Peter Hitchens

The link between drugs, terrorism and mental illness

Rod Liddle once actually said to me the immortal words ‘You were right and I was wrong’ at a Spectator summer party. This is a moment I shall treasure till the hour of my death. But even so, I was disappointed. For the subject was only Theresa May. I had predicted she would be a terrible premier. Rod had believed she would be good at the job. A year later, it was obvious who was correct. For one brief shining moment I had hoped that Rod had changed his mind about something much more important. I wish he and a lot of conservatives would shift their opinions about the role of mental illness in rampage killing all over the world. And, once they have done that, I wish they would be willing to examine the role of certain illegal and legal drugs in creating such mental illness.

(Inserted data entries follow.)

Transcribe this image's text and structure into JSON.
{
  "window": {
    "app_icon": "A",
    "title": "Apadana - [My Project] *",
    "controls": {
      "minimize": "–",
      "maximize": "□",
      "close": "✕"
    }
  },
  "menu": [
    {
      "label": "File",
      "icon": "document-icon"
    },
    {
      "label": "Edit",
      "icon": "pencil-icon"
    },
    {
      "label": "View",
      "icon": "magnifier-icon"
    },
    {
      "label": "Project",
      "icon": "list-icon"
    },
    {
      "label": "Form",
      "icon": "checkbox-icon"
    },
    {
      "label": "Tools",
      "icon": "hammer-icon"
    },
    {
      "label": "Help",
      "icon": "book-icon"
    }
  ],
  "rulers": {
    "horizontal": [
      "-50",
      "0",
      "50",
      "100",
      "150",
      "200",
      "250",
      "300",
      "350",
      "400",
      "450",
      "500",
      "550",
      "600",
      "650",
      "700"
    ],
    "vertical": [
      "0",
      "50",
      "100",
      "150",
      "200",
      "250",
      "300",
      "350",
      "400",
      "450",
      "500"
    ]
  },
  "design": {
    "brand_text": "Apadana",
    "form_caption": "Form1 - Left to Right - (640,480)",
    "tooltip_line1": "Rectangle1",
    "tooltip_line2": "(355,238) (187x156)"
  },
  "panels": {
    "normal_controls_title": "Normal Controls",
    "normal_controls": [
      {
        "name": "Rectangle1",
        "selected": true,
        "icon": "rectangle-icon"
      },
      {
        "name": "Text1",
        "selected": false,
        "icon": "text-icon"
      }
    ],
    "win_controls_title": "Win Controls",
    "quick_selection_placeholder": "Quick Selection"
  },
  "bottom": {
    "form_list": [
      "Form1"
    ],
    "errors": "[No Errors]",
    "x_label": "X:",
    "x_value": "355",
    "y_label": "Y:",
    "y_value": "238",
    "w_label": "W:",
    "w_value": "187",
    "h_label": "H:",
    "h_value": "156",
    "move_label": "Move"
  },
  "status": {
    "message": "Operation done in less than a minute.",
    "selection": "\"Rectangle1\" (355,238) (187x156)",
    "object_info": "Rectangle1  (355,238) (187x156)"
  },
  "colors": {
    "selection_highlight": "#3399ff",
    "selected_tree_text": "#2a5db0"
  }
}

The trouble with such killings, on both sides of the Atlantic, is that so many people have stakes in attributing or denying blame for them. Those who believe that marijuana is harmless dislike it when I draw attention to just how many such killers (about 90 per cent of them, from Lee Rigby’s killers in London to those responsible for carnage in Nice and Sousse) have been using that drug. The ‘steroid community’ is also highly sensitive about suggestions that these chemicals might be associated with serious violence. But the Norway mass-murderer Anders Breivik, the perpetrator of the New Zealand mosque massacre Brenton Tarrant, the Orlando mass killer Omar Mateen and the London Bridge killers in this country were all steroid users. So was the unquestionably unpolitical rampage killer Raoul Moat, who brought terror to Northumbria in 2010 before killing himself. As for antidepressants, anyone who suggests that these medications may be less than perfect, or that they have unintended consequences, faces a howl of fury from those who take them, and the immense power of the companies which make them.